Recurring income ini, berasal dari perkantoran, trade center, mal, dan hotel. Tahun ini, Sinarmas Land membangun pusat perbelanjaan bertajuk Q-Big di kawasan BSD City, Serpong. Proyek tersebut ditargetkan selesai pada pertengahan tahun 2016 mendatang. Pembangunan pusat perbelanjaan ini menelan dana investasi sekitar Rp 600 miliar.

Pusat perbelanjaan yang berdiri di atas lahan seluas 17,5 hektare ini akan banyak diisi oleh tenan besar, misalnya Courts, Mitra 10, Lulu Hypermarket, dan Factory Outlet. Para tenan besar tersebut menyewa lahan seluas 10.000 dengan biaya sewa rerata sebesar Rp 100.000 per meter persegi per bulan dalam jangka waktu 10 tahun plus 10 tahun.

Selain itu, Sinarmas Land juga akan membangun pusat perbelanjaan di Kota Wisata, Cibubur pada pertengahan tahun ini. Luasnya akan mencapai sekitar 40.000 meter persegi.

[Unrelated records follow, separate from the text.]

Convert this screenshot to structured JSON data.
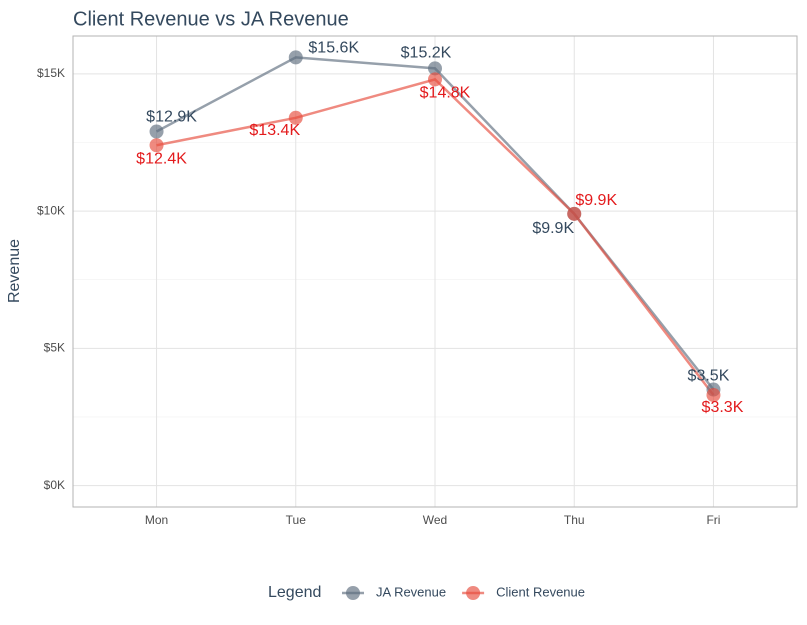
{
  "chart_data": {
    "type": "line",
    "title": "Client Revenue vs JA Revenue",
    "y_label": "Revenue",
    "categories": [
      "Mon",
      "Tue",
      "Wed",
      "Thu",
      "Fri"
    ],
    "series": [
      {
        "name": "JA Revenue",
        "color": "#5d6d7e",
        "label_color": "#34495e",
        "values": [
          12900,
          15600,
          15200,
          9900,
          3500
        ],
        "value_labels": [
          "$12.9K",
          "$15.6K",
          "$15.2K",
          "$9.9K",
          "$3.5K"
        ]
      },
      {
        "name": "Client Revenue",
        "color": "#e74c3c",
        "label_color": "#e31a1c",
        "values": [
          12400,
          13400,
          14800,
          9900,
          3300
        ],
        "value_labels": [
          "$12.4K",
          "$13.4K",
          "$14.8K",
          "$9.9K",
          "$3.3K"
        ]
      }
    ],
    "ylim": [
      -780,
      16380
    ],
    "yticks": [
      {
        "value": 0,
        "label": "$0K"
      },
      {
        "value": 5000,
        "label": "$5K"
      },
      {
        "value": 10000,
        "label": "$10K"
      },
      {
        "value": 15000,
        "label": "$15K"
      }
    ],
    "grid": true,
    "legend_title": "Legend",
    "legend_position": "bottom"
  }
}
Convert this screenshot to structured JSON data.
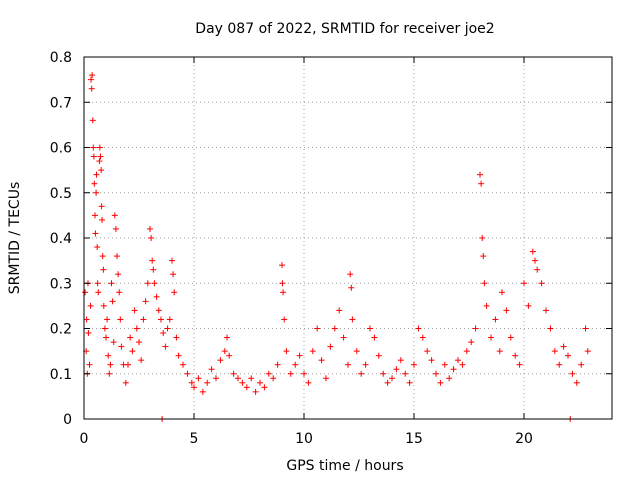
{
  "chart_data": {
    "type": "scatter",
    "title": "Day 087 of 2022, SRMTID for receiver joe2",
    "xlabel": "GPS time / hours",
    "ylabel": "SRMTID / TECUs",
    "xlim": [
      0,
      24
    ],
    "ylim": [
      0,
      0.8
    ],
    "xticks": [
      0,
      5,
      10,
      15,
      20
    ],
    "yticks": [
      0,
      0.1,
      0.2,
      0.3,
      0.4,
      0.5,
      0.6,
      0.7,
      0.8
    ],
    "xtick_labels": [
      "0",
      "5",
      "10",
      "15",
      "20"
    ],
    "ytick_labels": [
      "0",
      "0.1",
      "0.2",
      "0.3",
      "0.4",
      "0.5",
      "0.6",
      "0.7",
      "0.8"
    ],
    "grid": true,
    "marker": "+",
    "color": "#ff0000",
    "series": [
      {
        "name": "SRMTID",
        "points": [
          [
            0.05,
            0.28
          ],
          [
            0.1,
            0.15
          ],
          [
            0.12,
            0.22
          ],
          [
            0.15,
            0.1
          ],
          [
            0.18,
            0.3
          ],
          [
            0.2,
            0.19
          ],
          [
            0.25,
            0.12
          ],
          [
            0.3,
            0.25
          ],
          [
            0.32,
            0.75
          ],
          [
            0.35,
            0.73
          ],
          [
            0.37,
            0.76
          ],
          [
            0.4,
            0.66
          ],
          [
            0.42,
            0.6
          ],
          [
            0.45,
            0.58
          ],
          [
            0.47,
            0.52
          ],
          [
            0.5,
            0.45
          ],
          [
            0.52,
            0.41
          ],
          [
            0.55,
            0.5
          ],
          [
            0.57,
            0.54
          ],
          [
            0.6,
            0.38
          ],
          [
            0.62,
            0.3
          ],
          [
            0.65,
            0.28
          ],
          [
            0.7,
            0.57
          ],
          [
            0.72,
            0.6
          ],
          [
            0.75,
            0.58
          ],
          [
            0.78,
            0.55
          ],
          [
            0.8,
            0.47
          ],
          [
            0.82,
            0.44
          ],
          [
            0.85,
            0.36
          ],
          [
            0.88,
            0.33
          ],
          [
            0.9,
            0.25
          ],
          [
            0.95,
            0.2
          ],
          [
            1.0,
            0.18
          ],
          [
            1.05,
            0.22
          ],
          [
            1.1,
            0.14
          ],
          [
            1.15,
            0.1
          ],
          [
            1.2,
            0.12
          ],
          [
            1.25,
            0.3
          ],
          [
            1.3,
            0.26
          ],
          [
            1.35,
            0.17
          ],
          [
            1.4,
            0.45
          ],
          [
            1.45,
            0.42
          ],
          [
            1.5,
            0.36
          ],
          [
            1.55,
            0.32
          ],
          [
            1.6,
            0.28
          ],
          [
            1.65,
            0.22
          ],
          [
            1.7,
            0.16
          ],
          [
            1.8,
            0.12
          ],
          [
            1.9,
            0.08
          ],
          [
            2.0,
            0.12
          ],
          [
            2.1,
            0.18
          ],
          [
            2.2,
            0.15
          ],
          [
            2.3,
            0.24
          ],
          [
            2.4,
            0.2
          ],
          [
            2.5,
            0.17
          ],
          [
            2.6,
            0.13
          ],
          [
            2.7,
            0.22
          ],
          [
            2.8,
            0.26
          ],
          [
            2.9,
            0.3
          ],
          [
            3.0,
            0.42
          ],
          [
            3.05,
            0.4
          ],
          [
            3.1,
            0.35
          ],
          [
            3.15,
            0.33
          ],
          [
            3.2,
            0.3
          ],
          [
            3.3,
            0.27
          ],
          [
            3.4,
            0.24
          ],
          [
            3.5,
            0.22
          ],
          [
            3.55,
            0.0
          ],
          [
            3.6,
            0.19
          ],
          [
            3.7,
            0.16
          ],
          [
            3.8,
            0.2
          ],
          [
            3.9,
            0.22
          ],
          [
            4.0,
            0.35
          ],
          [
            4.05,
            0.32
          ],
          [
            4.1,
            0.28
          ],
          [
            4.2,
            0.18
          ],
          [
            4.3,
            0.14
          ],
          [
            4.5,
            0.12
          ],
          [
            4.7,
            0.1
          ],
          [
            4.9,
            0.08
          ],
          [
            5.0,
            0.07
          ],
          [
            5.2,
            0.09
          ],
          [
            5.4,
            0.06
          ],
          [
            5.6,
            0.08
          ],
          [
            5.8,
            0.11
          ],
          [
            6.0,
            0.09
          ],
          [
            6.2,
            0.13
          ],
          [
            6.4,
            0.15
          ],
          [
            6.5,
            0.18
          ],
          [
            6.6,
            0.14
          ],
          [
            6.8,
            0.1
          ],
          [
            7.0,
            0.09
          ],
          [
            7.2,
            0.08
          ],
          [
            7.4,
            0.07
          ],
          [
            7.6,
            0.09
          ],
          [
            7.8,
            0.06
          ],
          [
            8.0,
            0.08
          ],
          [
            8.2,
            0.07
          ],
          [
            8.4,
            0.1
          ],
          [
            8.6,
            0.09
          ],
          [
            8.8,
            0.12
          ],
          [
            9.0,
            0.34
          ],
          [
            9.02,
            0.3
          ],
          [
            9.05,
            0.28
          ],
          [
            9.1,
            0.22
          ],
          [
            9.2,
            0.15
          ],
          [
            9.4,
            0.1
          ],
          [
            9.6,
            0.12
          ],
          [
            9.8,
            0.14
          ],
          [
            10.0,
            0.1
          ],
          [
            10.2,
            0.08
          ],
          [
            10.4,
            0.15
          ],
          [
            10.6,
            0.2
          ],
          [
            10.8,
            0.13
          ],
          [
            11.0,
            0.09
          ],
          [
            11.2,
            0.16
          ],
          [
            11.4,
            0.2
          ],
          [
            11.6,
            0.24
          ],
          [
            11.8,
            0.18
          ],
          [
            12.0,
            0.12
          ],
          [
            12.1,
            0.32
          ],
          [
            12.15,
            0.29
          ],
          [
            12.2,
            0.22
          ],
          [
            12.4,
            0.15
          ],
          [
            12.6,
            0.1
          ],
          [
            12.8,
            0.12
          ],
          [
            13.0,
            0.2
          ],
          [
            13.2,
            0.18
          ],
          [
            13.4,
            0.14
          ],
          [
            13.6,
            0.1
          ],
          [
            13.8,
            0.08
          ],
          [
            14.0,
            0.09
          ],
          [
            14.2,
            0.11
          ],
          [
            14.4,
            0.13
          ],
          [
            14.6,
            0.1
          ],
          [
            14.8,
            0.08
          ],
          [
            15.0,
            0.12
          ],
          [
            15.2,
            0.2
          ],
          [
            15.4,
            0.18
          ],
          [
            15.6,
            0.15
          ],
          [
            15.8,
            0.13
          ],
          [
            16.0,
            0.1
          ],
          [
            16.2,
            0.08
          ],
          [
            16.4,
            0.12
          ],
          [
            16.6,
            0.09
          ],
          [
            16.8,
            0.11
          ],
          [
            17.0,
            0.13
          ],
          [
            17.2,
            0.12
          ],
          [
            17.4,
            0.15
          ],
          [
            17.6,
            0.17
          ],
          [
            17.8,
            0.2
          ],
          [
            18.0,
            0.54
          ],
          [
            18.05,
            0.52
          ],
          [
            18.1,
            0.4
          ],
          [
            18.15,
            0.36
          ],
          [
            18.2,
            0.3
          ],
          [
            18.3,
            0.25
          ],
          [
            18.5,
            0.18
          ],
          [
            18.7,
            0.22
          ],
          [
            18.9,
            0.15
          ],
          [
            19.0,
            0.28
          ],
          [
            19.2,
            0.24
          ],
          [
            19.4,
            0.18
          ],
          [
            19.6,
            0.14
          ],
          [
            19.8,
            0.12
          ],
          [
            20.0,
            0.3
          ],
          [
            20.2,
            0.25
          ],
          [
            20.4,
            0.37
          ],
          [
            20.5,
            0.35
          ],
          [
            20.6,
            0.33
          ],
          [
            20.8,
            0.3
          ],
          [
            21.0,
            0.24
          ],
          [
            21.2,
            0.2
          ],
          [
            21.4,
            0.15
          ],
          [
            21.6,
            0.12
          ],
          [
            21.8,
            0.16
          ],
          [
            22.0,
            0.14
          ],
          [
            22.1,
            0.0
          ],
          [
            22.2,
            0.1
          ],
          [
            22.4,
            0.08
          ],
          [
            22.6,
            0.12
          ],
          [
            22.8,
            0.2
          ],
          [
            22.9,
            0.15
          ]
        ]
      }
    ]
  }
}
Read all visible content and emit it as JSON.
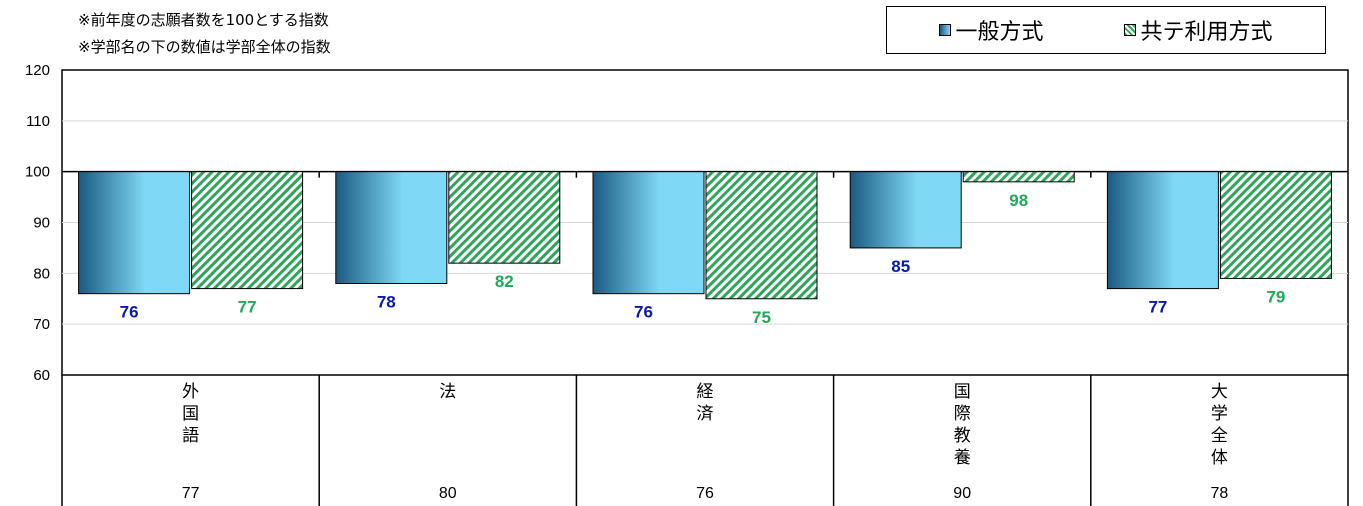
{
  "notes": [
    "※前年度の志願者数を100とする指数",
    "※学部名の下の数値は学部全体の指数"
  ],
  "colors": {
    "general_label": "#0a1aa8",
    "kyote_label": "#22a85a",
    "kyote_fill": "#2ea55a",
    "general_dark": "#1a5a82",
    "general_light": "#7fd8f5"
  },
  "chart_data": {
    "type": "bar",
    "categories": [
      "外国語",
      "法",
      "経済",
      "国際教養",
      "大学全体"
    ],
    "series": [
      {
        "name": "一般方式",
        "values": [
          76,
          78,
          76,
          85,
          77
        ]
      },
      {
        "name": "共テ利用方式",
        "values": [
          77,
          82,
          75,
          98,
          79
        ]
      }
    ],
    "baseline": 100,
    "ylim": [
      60,
      120
    ],
    "yticks": [
      60,
      70,
      80,
      90,
      100,
      110,
      120
    ],
    "faculty_index": [
      "77",
      "80",
      "76",
      "90",
      "78"
    ],
    "legend_position": "top-right",
    "grid": true
  }
}
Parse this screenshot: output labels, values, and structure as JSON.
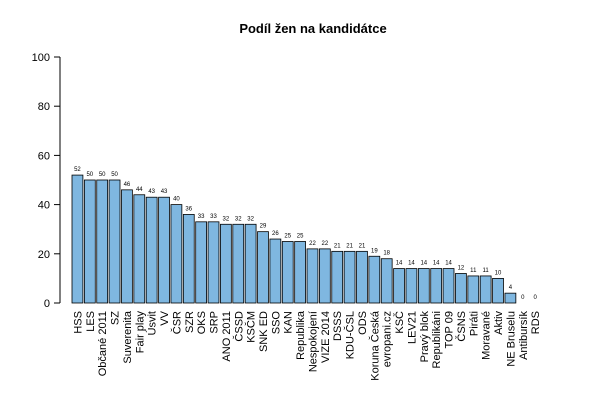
{
  "chart_data": {
    "type": "bar",
    "title": "Podíl žen na kandidátce",
    "xlabel": "",
    "ylabel": "",
    "ylim": [
      0,
      100
    ],
    "yticks": [
      0,
      20,
      40,
      60,
      80,
      100
    ],
    "grid": false,
    "bar_color": "#7fb7e0",
    "bar_edge_color": "#000000",
    "categories": [
      "HSS",
      "LES",
      "Občané 2011",
      "SZ",
      "Suverenita",
      "Fair play",
      "Úsvit",
      "VV",
      "ČSR",
      "SZR",
      "OKS",
      "SRP",
      "ANO 2011",
      "ČSSD",
      "KSČM",
      "SNK ED",
      "SSO",
      "KAN",
      "Republika",
      "Nespokojení",
      "VIZE 2014",
      "DSSS",
      "KDU-ČSL",
      "ODS",
      "Koruna Česká",
      "evropani.cz",
      "KSČ",
      "LEV21",
      "Pravý blok",
      "Republikáni",
      "TOP 09",
      "ČSNS",
      "Piráti",
      "Moravané",
      "Aktiv",
      "NE Bruselu",
      "Antibursík",
      "RDS"
    ],
    "values": [
      52,
      50,
      50,
      50,
      46,
      44,
      43,
      43,
      40,
      36,
      33,
      33,
      32,
      32,
      32,
      29,
      26,
      25,
      25,
      22,
      22,
      21,
      21,
      21,
      19,
      18,
      14,
      14,
      14,
      14,
      14,
      12,
      11,
      11,
      10,
      4,
      0,
      0
    ]
  }
}
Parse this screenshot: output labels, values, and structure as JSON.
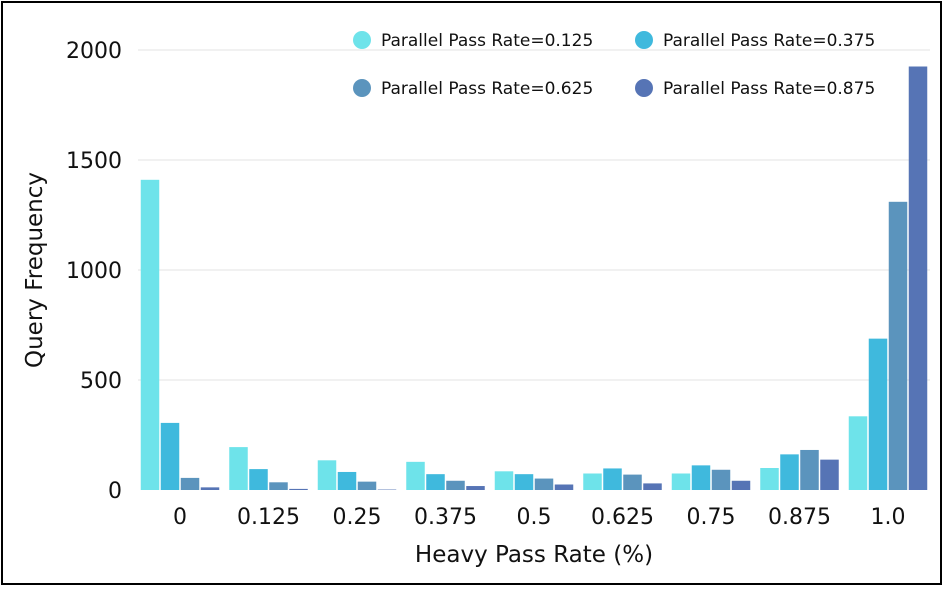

Selain membangun mal, Sinar Mas juga tengah membangun satu hotelbudget di Semarang yang akan dioperasikan oleh jaringan operator hotel internasional. Hotel ekonomi ini rencananya akan berisi 165 kamar dengan dana investasi berkisar Rp 80 miliar. Tidak hanya itu, Sinarmas Land juga akan membangun dua hotel lainnya di kawasan Jakarta dan BSD City Serpong.